Last Friday's snowstorm might have been the worst April Fool's joke to hit Boston in years, but at least it was over in time for grillmaster Eric Meyer to haul out his oversized Weber kettle grill for Formaggio Kitchen's weekly Saturday sidewalk barbecue.
Meyer's brazen grill schedule stretches from the end of March through October, and there is plenty of reason to brave the colder months in line with fellow barbecue lovers; your nose will indicate as much as you come within blocks of the Huron Village market.

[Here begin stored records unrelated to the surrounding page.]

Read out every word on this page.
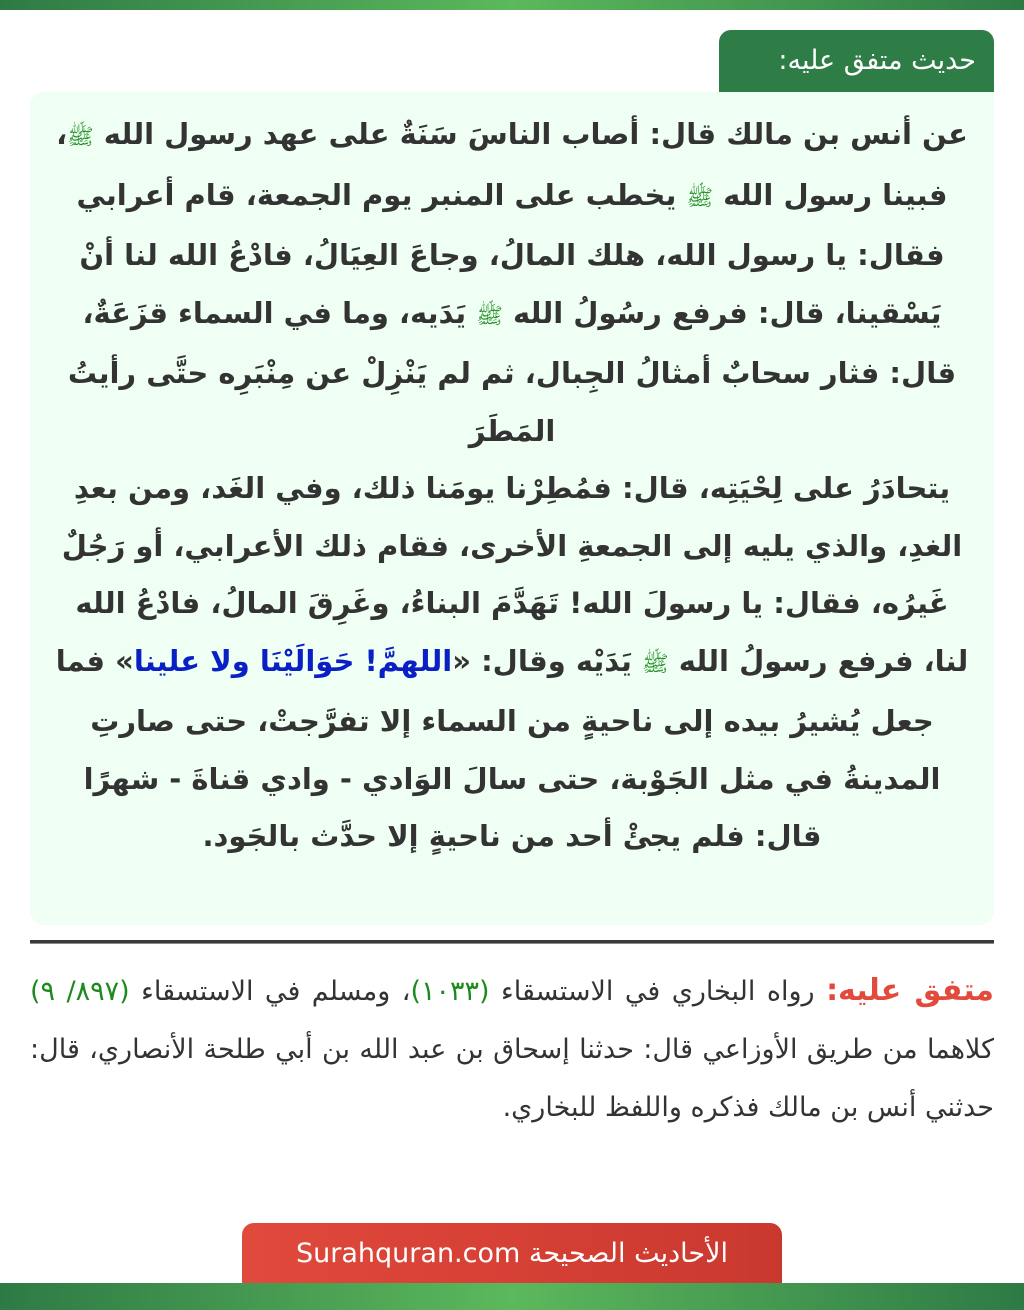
حديث متفق عليه:

عن أنس بن مالك قال: أصاب الناسَ سَنَةٌ على عهد رسول الله ﷺ، فبينا رسول الله ﷺ يخطب على المنبر يوم الجمعة، قام أعرابي فقال: يا رسول الله، هلك المالُ، وجاعَ العِيَالُ، فادْعُ الله لنا أنْ يَسْقينا، قال: فرفع رسُولُ الله ﷺ يَدَيه، وما في السماء قزَعَةٌ، قال: فثار سحابٌ أمثالُ الجِبال، ثم لم يَنْزِلْ عن مِنْبَرِه حتَّى رأيتُ المَطَرَ

يتحادَرُ على لِحْيَتِه، قال: فمُطِرْنا يومَنا ذلك، وفي الغَد، ومن بعدِ الغدِ، والذي يليه إلى الجمعةِ الأخرى، فقام ذلك الأعرابي، أو رَجُلٌ غَيرُه، فقال: يا رسولَ الله! تَهَدَّمَ البناءُ، وغَرِقَ المالُ، فادْعُ الله لنا، فرفع رسولُ الله ﷺ يَدَيْه وقال: «اللهمَّ! حَوَالَيْنَا ولا علينا» فما جعل يُشيرُ بيده إلى ناحيةٍ من السماء إلا تفرَّجتْ، حتى صارتِ المدينةُ في مثل الجَوْبة، حتى سالَ الوَادي - وادي قناةَ - شهرًا قال: فلم يجئْ أحد من ناحيةٍ إلا حدَّث بالجَود.

متفق عليه: رواه البخاري في الاستسقاء (١٠٣٣)، ومسلم في الاستسقاء (٨٩٧/ ٩) كلاهما من طريق الأوزاعي قال: حدثنا إسحاق بن عبد الله بن أبي طلحة الأنصاري، قال: حدثني أنس بن مالك فذكره واللفظ للبخاري.

الأحاديث الصحيحة Surahquran.com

He starts cooking meat on Thursday, when he lights a fistful of coals, piles on some soaked wood, and smokes Texas ribs, chicken, pork, brisket, and lamb for six hours. On Friday, he finishes cooking the meat, and by 11 a.m. on Saturday has a full spread of food to peddle: ribs ($25 full/$12 half); half chickens ($10); half-pound Pearl hotdogs stuffed into hollowed-out baguettes ($7) and smaller links from Niman Ranch ($5); brisket ($10 large/$6 small); kettles of spicy pulled chicken ($10 large/$6 small), pork ($10 large/$6 small), and lamb ($12 large/$8 small) ready to be packed into Iggy's brioche or ciabatta buns with caramelized onions and a ladle of their house barbecue sauce; pit-baked navy beans spiced with the same house rub that's applied to all the meats ($4); lightly mayonnaise-d coleslaw ($3); and spicy cornbread that they'll throw over the coals until the edges are crisped up ($1).
My best advice: Go early, 'cause the menu gets shorter as the day goes on. This was the first time I arrived in time for a lamb sandwich, and the slightly gamey, rosemary-scented shreds were well worth the early trip.